C’est là qu’est introduit le terme de “politique européenne de voisinage” (PEV) : l’UE propose de se faire le moteur de réformes dans ces pays en offrant en contrepartie des aides financières, de l’expertise technique, des privilèges commerciaux, ainsi que la possibilité de s’associer à certaines de ses politiques.
L’idée est à la fois de créer un cadre commun pour les relations à l’Est et au Sud, mais également d’encourager les Etats à se réformer, sans pour autant leur proposer l’adhésion. En effet, les pays concernés n’ont pas vocation à intégrer l’Union européenne (bien que cette possibilité ne soit pas complètement exclue pour les Etats de l’Est).
Concrètement, cette politique va être proposée à treize (puis seize) pays situés dans les voisinages Sud et Est de l’Europe, et les négociations vont s’entamer dès 2004 avec chacun d’eux. En effet cette politique repose sur un principe “bilatéral” : des ambitions et exigences différenciées avec chaque partenaire.
Le Conseil européen de Thessalonique de juin 2003 approuve ces orientations et demande la préparation, à partir de 2004, de plans d’action pour tous les pays concernés, en commençant par l’Ukraine, la Moldavie et les partenaires du Sud de la Méditerranée ayant précédemment conclu des accords avec l’UE (Maroc, Tunisie, Jordanie, Israël et Autorité palestinienne).

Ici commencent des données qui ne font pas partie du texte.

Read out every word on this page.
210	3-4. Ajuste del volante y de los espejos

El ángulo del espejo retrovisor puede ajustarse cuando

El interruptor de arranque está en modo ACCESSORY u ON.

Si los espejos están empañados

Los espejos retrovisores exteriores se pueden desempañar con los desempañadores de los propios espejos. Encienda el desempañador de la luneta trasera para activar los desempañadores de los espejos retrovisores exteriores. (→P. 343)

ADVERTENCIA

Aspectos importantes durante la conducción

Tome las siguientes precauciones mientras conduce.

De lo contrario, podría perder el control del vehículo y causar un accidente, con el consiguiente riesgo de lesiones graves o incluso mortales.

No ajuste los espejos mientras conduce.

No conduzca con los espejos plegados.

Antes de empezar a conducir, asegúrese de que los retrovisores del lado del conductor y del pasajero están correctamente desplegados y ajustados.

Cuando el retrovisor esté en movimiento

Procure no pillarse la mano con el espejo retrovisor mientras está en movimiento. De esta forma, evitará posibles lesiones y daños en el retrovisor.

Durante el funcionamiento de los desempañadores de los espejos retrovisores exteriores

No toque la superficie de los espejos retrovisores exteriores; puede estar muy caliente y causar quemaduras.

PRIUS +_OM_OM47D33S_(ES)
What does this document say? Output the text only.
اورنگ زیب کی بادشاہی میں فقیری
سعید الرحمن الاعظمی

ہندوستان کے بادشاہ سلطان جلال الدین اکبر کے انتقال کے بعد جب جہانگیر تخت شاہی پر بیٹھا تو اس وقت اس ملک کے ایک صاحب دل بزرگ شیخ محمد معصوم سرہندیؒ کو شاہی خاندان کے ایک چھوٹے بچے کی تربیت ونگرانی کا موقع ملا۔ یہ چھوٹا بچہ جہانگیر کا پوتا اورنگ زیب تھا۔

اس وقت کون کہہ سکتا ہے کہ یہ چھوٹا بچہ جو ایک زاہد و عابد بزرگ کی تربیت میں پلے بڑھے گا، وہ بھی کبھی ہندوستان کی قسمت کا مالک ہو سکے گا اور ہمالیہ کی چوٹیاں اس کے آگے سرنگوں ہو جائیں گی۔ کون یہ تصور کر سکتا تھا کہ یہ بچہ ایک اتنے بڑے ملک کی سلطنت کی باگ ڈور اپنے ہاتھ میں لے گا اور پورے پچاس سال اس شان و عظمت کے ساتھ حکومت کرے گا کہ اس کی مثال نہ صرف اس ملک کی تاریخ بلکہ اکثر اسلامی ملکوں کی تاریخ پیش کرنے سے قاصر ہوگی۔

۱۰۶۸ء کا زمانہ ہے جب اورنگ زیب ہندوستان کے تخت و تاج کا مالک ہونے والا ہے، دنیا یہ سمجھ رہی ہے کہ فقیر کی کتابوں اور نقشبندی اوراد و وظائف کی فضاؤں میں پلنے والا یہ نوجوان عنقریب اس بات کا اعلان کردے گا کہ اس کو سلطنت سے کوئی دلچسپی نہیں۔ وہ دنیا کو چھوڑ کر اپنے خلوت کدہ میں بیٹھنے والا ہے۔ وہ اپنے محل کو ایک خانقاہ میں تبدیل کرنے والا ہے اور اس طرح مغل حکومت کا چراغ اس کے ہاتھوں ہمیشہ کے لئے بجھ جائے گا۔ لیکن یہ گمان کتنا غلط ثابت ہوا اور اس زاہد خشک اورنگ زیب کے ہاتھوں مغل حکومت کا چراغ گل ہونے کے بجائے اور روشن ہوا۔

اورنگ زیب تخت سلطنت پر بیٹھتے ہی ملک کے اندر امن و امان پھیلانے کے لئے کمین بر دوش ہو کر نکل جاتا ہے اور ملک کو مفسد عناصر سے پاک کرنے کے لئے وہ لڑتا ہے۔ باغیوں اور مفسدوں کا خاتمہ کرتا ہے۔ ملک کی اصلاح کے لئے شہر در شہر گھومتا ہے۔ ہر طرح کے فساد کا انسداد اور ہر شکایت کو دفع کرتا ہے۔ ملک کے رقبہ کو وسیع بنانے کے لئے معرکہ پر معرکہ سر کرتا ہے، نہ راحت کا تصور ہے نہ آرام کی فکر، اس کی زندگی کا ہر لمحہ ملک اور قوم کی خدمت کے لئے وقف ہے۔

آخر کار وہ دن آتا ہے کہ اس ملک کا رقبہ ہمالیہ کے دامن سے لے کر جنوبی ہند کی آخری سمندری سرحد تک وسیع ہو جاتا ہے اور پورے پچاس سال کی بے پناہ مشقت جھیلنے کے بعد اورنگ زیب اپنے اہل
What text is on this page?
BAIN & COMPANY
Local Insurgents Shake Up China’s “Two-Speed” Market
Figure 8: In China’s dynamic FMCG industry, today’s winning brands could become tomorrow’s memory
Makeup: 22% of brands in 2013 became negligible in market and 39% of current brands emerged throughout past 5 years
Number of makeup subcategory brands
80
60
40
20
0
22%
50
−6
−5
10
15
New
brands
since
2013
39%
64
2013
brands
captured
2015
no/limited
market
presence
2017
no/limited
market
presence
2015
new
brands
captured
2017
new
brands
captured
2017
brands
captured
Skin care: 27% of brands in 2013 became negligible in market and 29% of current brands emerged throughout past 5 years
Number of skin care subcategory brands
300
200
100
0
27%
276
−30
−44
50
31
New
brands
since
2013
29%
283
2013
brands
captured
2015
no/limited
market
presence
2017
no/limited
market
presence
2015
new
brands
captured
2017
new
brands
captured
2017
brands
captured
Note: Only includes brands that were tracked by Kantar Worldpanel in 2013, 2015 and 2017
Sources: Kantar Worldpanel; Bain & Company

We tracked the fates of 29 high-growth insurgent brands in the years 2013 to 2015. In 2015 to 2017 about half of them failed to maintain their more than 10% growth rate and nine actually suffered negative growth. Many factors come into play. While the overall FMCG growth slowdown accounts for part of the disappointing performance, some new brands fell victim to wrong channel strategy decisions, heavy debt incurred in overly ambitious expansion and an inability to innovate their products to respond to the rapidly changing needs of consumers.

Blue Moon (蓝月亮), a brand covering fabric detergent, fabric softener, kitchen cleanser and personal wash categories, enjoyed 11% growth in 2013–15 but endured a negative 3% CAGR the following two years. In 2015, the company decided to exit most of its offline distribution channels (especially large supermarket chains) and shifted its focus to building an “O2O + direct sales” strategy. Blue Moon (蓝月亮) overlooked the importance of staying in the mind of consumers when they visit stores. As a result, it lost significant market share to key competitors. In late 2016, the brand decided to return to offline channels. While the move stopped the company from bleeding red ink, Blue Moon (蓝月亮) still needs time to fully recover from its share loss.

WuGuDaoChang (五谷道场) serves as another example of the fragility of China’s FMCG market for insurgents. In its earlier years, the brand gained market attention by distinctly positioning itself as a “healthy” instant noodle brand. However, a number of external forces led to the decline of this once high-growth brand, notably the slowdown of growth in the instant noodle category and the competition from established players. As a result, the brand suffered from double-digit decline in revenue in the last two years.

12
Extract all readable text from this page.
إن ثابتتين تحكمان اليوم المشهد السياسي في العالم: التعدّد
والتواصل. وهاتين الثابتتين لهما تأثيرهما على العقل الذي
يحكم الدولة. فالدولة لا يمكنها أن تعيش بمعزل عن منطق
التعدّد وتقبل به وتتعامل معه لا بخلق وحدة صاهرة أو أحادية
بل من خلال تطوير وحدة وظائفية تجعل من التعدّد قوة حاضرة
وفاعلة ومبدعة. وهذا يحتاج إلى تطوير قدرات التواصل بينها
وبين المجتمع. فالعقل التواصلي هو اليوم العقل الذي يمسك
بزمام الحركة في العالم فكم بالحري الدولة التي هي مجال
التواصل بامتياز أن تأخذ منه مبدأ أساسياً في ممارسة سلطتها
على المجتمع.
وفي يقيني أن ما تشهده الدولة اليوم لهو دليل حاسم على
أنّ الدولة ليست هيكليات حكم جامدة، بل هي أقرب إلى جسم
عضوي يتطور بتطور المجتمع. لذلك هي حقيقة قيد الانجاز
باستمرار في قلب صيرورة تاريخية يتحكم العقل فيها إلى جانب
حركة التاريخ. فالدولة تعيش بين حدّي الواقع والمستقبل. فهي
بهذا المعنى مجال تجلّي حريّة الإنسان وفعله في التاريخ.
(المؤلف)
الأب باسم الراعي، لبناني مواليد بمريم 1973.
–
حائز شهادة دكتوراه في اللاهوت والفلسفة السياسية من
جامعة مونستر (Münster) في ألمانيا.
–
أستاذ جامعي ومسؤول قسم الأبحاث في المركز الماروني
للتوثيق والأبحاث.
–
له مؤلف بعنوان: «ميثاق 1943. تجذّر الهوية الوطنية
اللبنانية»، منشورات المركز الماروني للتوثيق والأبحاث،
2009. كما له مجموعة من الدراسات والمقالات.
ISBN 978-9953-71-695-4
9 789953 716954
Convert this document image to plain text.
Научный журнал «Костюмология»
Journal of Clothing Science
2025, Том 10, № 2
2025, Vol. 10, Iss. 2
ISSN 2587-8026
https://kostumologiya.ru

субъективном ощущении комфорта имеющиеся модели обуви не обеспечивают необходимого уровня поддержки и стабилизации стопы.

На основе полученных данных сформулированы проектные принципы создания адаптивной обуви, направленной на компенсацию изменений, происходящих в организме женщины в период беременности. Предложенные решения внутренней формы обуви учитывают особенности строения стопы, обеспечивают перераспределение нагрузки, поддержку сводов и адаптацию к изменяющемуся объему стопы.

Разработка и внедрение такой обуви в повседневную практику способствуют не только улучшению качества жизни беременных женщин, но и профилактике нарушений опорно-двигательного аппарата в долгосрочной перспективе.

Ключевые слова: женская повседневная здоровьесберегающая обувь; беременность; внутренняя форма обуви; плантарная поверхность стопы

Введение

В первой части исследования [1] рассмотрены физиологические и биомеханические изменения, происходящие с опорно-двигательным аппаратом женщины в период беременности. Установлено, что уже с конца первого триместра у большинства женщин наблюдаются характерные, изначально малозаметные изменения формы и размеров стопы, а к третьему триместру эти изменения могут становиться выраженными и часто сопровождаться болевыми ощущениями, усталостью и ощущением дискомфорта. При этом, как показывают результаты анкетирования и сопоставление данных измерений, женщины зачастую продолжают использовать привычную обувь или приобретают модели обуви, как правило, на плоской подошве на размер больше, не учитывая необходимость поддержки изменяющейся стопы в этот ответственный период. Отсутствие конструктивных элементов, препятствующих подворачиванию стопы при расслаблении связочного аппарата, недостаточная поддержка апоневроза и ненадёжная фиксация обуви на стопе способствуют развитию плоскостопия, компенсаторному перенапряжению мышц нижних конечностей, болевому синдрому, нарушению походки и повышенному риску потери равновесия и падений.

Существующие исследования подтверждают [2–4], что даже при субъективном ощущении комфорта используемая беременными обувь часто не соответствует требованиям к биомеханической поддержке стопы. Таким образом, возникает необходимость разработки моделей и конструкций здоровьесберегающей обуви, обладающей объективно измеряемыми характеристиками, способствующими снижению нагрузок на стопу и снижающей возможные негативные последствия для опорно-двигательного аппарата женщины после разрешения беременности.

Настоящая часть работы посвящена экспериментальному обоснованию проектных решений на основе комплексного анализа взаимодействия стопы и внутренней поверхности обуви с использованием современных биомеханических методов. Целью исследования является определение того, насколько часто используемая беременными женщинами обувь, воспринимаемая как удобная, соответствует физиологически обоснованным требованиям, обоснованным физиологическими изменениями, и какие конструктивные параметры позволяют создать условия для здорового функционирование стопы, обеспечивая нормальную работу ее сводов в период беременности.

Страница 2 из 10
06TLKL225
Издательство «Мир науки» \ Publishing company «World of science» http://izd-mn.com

Cette même année, la politique européenne de voisinage (PEV) est ouverte aux pays du Caucase du Sud (Arménie, Azerbaïdjan et Géorgie). En février 2005, des plans d’actions sont formellement adoptés par le Conseil des ministres avec l’Ukraine, la Moldavie, le Maroc, la Tunisie, la Jordanie, Israël et l’Autorité palestinienne. Les plans d’action avec l’Arménie, l’Azerbaïdjan et la Géorgie sont adoptés en novembre 2006.
Donner plus pour recevoir plus
Globalement la PEV bénéficie d’un assez large soutien de la part des Etats européens. Le fait qu’elle soit une alternative à l’élargissement suscite pourtant des débats. Pour certains c’est une bonne chose après l’arrivée simultanée de dix pays en 2004, éprouvante pour les institutions européennes. D’autres, notamment les nouveaux entrants, préféreraient proposer l’adhésion à leurs voisins plutôt que de se contenter de relations privilégiées. Du côté de ces derniers, c’est aussi le point litigieux, et certains (par exemple l’Ukraine) regrettent de se retrouver ainsi dans le “panier” d’Etats sans perspective d’adhésion.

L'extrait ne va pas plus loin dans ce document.